I’ve heard similar stories from many founders, and ultimately, these deals, even when they go through, are not much more than a massive distraction, and banking your future success on them is a very dangerous move.
15) “Lines of Code” Is a Success Metric
This may sound obvious and lame to many of you, because it is.
But I’ve tragically heard it enough times that it needs to be included here. If any part of your pitch mentions how many lines of code you’ve written in order to make the large number seem like an accomplishment, you’re missing the point.
16) Your New Rockstar Developer Will Turn Your Company Around
Just two weeks ago, I heard from a founder who was pinning his hopes on the new ex-Apple developer that he just paid a boatload of cash to join his startup.
But just like everything else in a business, a single developer won’t make or break it. And even the best developer, without an extraordinary supporting cast and the marketing, support and strategy to get people successfully using your product will do you little good.
17) “We Can Worry About Money Later”
If you regularly read TechCrunch, you’ve certainly seen this sentiment.
We’re just focused on getting users now, we’ll figure out how to monetize later.
And that’s great. IF you’ve raised millions in venture funding and have years of runway.
But the same lesson doesn’t apply to bootstrapped startups. You can’t afford to aggressively court users with no idea how you’ll end up making money.
If you’re going to build a business, one of the first things you need to do is figure out how it’s actually going to be a business.
18) Everything Needs to Be Scaleable
Another concept that the startup world fetishizes is scalability.
If it won’t scale, we don’t do it.
After all, we’re planning to grow like crazy, so what’s the point of wasting time now on strategies that won’t work later?
But this misses an important point: the strategies that you need now are very different from the strategies you’ll need later.
If you haven’t reached product/market fit and don’t have enough paying users to see a clear roadmap to profitability, then you’re not ready to think about scale.
We still do a lot of things that don’t scale, and I don’t plan to stop for a long, long time.
19) More Features Will Improve Your Product
As we build our products, it’s easy to get stuck in the loop of thinking that the more great features we build, the more useful and attractive our product will be.
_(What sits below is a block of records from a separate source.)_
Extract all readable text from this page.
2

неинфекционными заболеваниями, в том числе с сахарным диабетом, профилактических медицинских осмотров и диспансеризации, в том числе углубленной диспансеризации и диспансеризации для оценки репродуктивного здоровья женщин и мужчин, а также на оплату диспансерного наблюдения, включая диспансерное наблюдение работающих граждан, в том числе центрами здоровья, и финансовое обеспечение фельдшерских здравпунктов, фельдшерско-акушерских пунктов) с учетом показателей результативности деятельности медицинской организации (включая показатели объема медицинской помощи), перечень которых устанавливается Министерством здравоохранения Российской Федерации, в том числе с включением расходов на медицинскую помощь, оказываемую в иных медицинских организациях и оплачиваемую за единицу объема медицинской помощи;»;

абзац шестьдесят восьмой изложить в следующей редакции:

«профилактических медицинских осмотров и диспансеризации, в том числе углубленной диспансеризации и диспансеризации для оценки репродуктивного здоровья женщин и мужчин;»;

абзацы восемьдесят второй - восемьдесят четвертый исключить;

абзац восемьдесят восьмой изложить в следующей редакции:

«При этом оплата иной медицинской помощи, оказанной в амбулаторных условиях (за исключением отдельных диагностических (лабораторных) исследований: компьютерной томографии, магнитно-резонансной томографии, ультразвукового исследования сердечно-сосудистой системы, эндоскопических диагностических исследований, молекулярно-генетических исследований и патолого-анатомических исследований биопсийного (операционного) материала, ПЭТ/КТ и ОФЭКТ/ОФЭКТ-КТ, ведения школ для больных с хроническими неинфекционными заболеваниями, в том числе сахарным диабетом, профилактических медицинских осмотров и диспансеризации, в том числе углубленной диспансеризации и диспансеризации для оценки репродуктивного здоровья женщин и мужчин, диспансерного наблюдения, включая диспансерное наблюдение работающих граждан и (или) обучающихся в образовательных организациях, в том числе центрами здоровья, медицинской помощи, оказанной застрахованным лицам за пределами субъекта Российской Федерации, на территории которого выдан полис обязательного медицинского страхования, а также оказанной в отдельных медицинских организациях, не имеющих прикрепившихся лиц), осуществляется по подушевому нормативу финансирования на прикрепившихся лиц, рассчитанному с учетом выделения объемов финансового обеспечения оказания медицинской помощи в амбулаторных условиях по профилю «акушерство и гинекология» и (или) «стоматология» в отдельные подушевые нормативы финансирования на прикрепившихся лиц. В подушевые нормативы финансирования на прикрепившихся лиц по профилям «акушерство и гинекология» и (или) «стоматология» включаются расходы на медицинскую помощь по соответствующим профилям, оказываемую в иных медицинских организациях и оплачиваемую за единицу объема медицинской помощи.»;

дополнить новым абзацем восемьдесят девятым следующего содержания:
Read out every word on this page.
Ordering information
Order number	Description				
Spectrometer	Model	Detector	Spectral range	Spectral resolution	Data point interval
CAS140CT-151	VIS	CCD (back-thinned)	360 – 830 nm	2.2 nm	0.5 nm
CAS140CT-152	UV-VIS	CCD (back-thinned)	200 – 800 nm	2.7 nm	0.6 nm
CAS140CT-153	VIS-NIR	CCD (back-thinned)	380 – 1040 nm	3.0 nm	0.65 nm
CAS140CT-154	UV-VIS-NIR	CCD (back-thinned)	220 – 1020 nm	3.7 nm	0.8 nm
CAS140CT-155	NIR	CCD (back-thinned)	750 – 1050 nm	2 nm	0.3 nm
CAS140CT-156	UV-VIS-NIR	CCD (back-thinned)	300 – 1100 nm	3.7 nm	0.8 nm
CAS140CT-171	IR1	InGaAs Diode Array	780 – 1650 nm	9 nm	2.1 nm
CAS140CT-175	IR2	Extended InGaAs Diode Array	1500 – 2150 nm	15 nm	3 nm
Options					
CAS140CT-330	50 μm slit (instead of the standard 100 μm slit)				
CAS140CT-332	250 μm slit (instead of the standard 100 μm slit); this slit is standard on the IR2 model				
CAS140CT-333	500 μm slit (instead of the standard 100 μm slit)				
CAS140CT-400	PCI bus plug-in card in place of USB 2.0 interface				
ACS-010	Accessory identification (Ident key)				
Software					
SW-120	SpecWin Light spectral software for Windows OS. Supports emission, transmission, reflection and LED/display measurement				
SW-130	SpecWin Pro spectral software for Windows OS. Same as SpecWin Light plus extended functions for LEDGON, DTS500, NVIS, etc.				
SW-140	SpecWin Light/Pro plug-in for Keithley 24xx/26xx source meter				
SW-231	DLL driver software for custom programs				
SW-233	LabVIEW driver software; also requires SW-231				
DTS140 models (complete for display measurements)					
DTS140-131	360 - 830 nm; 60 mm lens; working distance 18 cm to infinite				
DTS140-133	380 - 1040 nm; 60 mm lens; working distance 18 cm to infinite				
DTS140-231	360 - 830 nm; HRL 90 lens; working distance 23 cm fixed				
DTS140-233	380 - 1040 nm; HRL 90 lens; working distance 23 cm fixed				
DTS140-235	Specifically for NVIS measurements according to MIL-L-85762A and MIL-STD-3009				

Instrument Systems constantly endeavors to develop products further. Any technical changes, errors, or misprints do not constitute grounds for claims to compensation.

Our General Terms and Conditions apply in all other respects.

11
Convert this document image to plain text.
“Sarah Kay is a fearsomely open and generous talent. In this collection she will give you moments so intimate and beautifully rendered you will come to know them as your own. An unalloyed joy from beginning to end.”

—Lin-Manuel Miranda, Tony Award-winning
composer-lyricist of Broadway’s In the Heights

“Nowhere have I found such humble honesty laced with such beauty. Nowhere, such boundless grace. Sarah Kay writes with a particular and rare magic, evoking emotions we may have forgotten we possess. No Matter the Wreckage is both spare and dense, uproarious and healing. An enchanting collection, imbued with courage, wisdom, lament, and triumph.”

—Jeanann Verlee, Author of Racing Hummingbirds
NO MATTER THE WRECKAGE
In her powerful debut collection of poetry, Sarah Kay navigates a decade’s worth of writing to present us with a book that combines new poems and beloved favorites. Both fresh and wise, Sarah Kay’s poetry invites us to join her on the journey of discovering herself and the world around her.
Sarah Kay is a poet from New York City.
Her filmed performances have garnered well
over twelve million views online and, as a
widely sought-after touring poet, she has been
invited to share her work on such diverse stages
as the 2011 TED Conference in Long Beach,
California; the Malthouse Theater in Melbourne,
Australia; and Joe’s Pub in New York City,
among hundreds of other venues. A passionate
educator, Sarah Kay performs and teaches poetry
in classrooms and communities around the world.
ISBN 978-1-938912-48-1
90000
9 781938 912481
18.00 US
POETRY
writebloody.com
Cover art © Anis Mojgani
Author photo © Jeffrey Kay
Unfortunately, the opposite is true a lot more often.
Features aren’t benefits. Many features deliver benefits, but no feature itself is a benefit. Ease of use, on the other hand, is a benefit. Every feature you add makes your product a bit less simple to use, so before adding any feature, think very carefully about whether you’re adding a benefit, or decreasing one.
20) You Can’t Afford Top Talent
Think you can’t hire top talent because you don’t have as much cash as Google and Facebook?
There are so many elite developers, marketers and support agents out there, and not all of them are motivated solely by money.
Many want a different lifestyle than the one Facebook can provide. Many would rather work for a small, agile company, or one that allows them to work from home, or one that gives them a chance to own large parts of the decision-making process.
There are many benefits that you can offer that your wealthy competitors can’t, and those do matter.
What Are Other Big Business Myths?
This list is long, but it’s by no means exhaustive.
I’d love to add to it. What myths have you come up against? Let me know in the comments.